Frey et al.16 reported that special and sophisticated methods are necessary in order to measure facial movements in cases of motor deficiencies and their recovery. They used the two-mirror system in a 90-degree angle and a camera to capture different sides of the face at the same time in a video screen. After filming the movements, they are analyzed by a software which measures the distances and the tridimensional movements of the frontal images and those of the right and left side images. In the beginning, they used the VICON system for a tridimensional analysis of the movements, which they considered very useful for scientific purposes, though more complicated for the day-to-day clinical practice. They, then developed what they call the FACIOMETER, a digital metering device which measures the distances between facial movement points. They are established and marked with non-washable ink, with static points: nasal tip and tragus; and also the dynamic points to be studied: eyebrow, lower and upper eyelids, nasal wings, upper labial sulcus, mouth corner and mid-lateral points on the upper and lower lips. Then, the individual is filmed and asked to do the maximum movements of raising the eyebrows, close the eyes, showing the teeth, smiling and whistling.
Cohn et al.17 created a facial image analysis system to detect, extract and recognize emotion expressions which have been used to show subtle changes in facial movements after interventions. This system requires 40 points, using video images and a computer.
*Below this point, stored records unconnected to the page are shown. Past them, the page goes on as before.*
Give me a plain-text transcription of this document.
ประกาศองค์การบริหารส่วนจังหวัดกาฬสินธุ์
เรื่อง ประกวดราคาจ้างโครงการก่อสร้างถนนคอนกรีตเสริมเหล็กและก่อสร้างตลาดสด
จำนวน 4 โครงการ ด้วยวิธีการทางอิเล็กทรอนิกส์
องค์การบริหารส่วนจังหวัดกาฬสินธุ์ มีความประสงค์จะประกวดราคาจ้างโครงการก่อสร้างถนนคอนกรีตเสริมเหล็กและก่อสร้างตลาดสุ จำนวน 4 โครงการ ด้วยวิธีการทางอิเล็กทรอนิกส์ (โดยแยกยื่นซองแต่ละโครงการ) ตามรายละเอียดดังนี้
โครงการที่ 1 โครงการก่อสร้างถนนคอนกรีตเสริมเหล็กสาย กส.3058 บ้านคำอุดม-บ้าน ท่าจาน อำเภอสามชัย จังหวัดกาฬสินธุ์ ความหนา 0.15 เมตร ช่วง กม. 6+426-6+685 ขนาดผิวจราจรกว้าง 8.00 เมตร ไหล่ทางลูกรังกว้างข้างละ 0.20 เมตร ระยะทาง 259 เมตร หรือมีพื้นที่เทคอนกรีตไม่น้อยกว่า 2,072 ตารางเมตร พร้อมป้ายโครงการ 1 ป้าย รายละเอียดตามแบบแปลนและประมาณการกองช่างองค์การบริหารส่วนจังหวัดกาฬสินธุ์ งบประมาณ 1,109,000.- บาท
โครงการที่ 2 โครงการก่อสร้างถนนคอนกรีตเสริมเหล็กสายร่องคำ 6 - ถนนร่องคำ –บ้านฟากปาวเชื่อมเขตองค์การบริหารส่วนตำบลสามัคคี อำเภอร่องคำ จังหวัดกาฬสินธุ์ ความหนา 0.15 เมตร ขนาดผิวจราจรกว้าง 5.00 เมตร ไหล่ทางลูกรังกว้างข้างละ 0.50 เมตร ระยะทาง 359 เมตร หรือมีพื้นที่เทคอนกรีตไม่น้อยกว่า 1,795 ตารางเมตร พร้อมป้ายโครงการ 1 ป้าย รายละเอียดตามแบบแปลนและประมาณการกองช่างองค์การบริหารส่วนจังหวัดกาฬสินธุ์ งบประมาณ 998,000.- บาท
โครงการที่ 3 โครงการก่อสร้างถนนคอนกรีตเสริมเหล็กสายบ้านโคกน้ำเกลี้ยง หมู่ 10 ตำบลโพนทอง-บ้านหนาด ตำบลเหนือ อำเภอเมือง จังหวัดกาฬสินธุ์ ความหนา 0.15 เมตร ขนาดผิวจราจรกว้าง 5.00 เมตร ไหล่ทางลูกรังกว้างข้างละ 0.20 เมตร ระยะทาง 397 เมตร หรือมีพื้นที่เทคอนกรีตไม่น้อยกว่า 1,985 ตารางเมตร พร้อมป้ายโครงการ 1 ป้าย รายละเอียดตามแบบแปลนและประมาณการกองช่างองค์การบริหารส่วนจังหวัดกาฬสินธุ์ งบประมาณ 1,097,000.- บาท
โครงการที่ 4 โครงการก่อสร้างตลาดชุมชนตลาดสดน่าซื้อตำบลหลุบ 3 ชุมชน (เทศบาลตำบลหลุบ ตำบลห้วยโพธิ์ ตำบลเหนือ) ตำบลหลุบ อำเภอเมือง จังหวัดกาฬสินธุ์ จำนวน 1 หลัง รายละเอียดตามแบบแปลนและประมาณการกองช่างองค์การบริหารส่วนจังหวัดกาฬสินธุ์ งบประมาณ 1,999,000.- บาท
In the same year, O'Grady et al.18, made the techniques even more sophisticated by using the third dimension (3D) and the Laser beam in order to measure the facial movement. With the Laser, the individual's face is scanned and two digital cameras capture the signal which, by triangulation, provides the measure of depth. The image is processed by a software (Cyberware Echo). The authors used plastic anatomical models of the human face, of natural size and color. One perfectly symmetrical and another with facial asymmetry.
Kayhan et al.19 utilized the Toronto Facial Grading System, described by Ross in 1996, to assess patients with facial neuromuscular involvement and to measure the method's sensitivity among five different observers who analyzed the patients' videos and assigned a grade to each movement. They concluded that the method is good and that there was, statistically, an agreement among the observers.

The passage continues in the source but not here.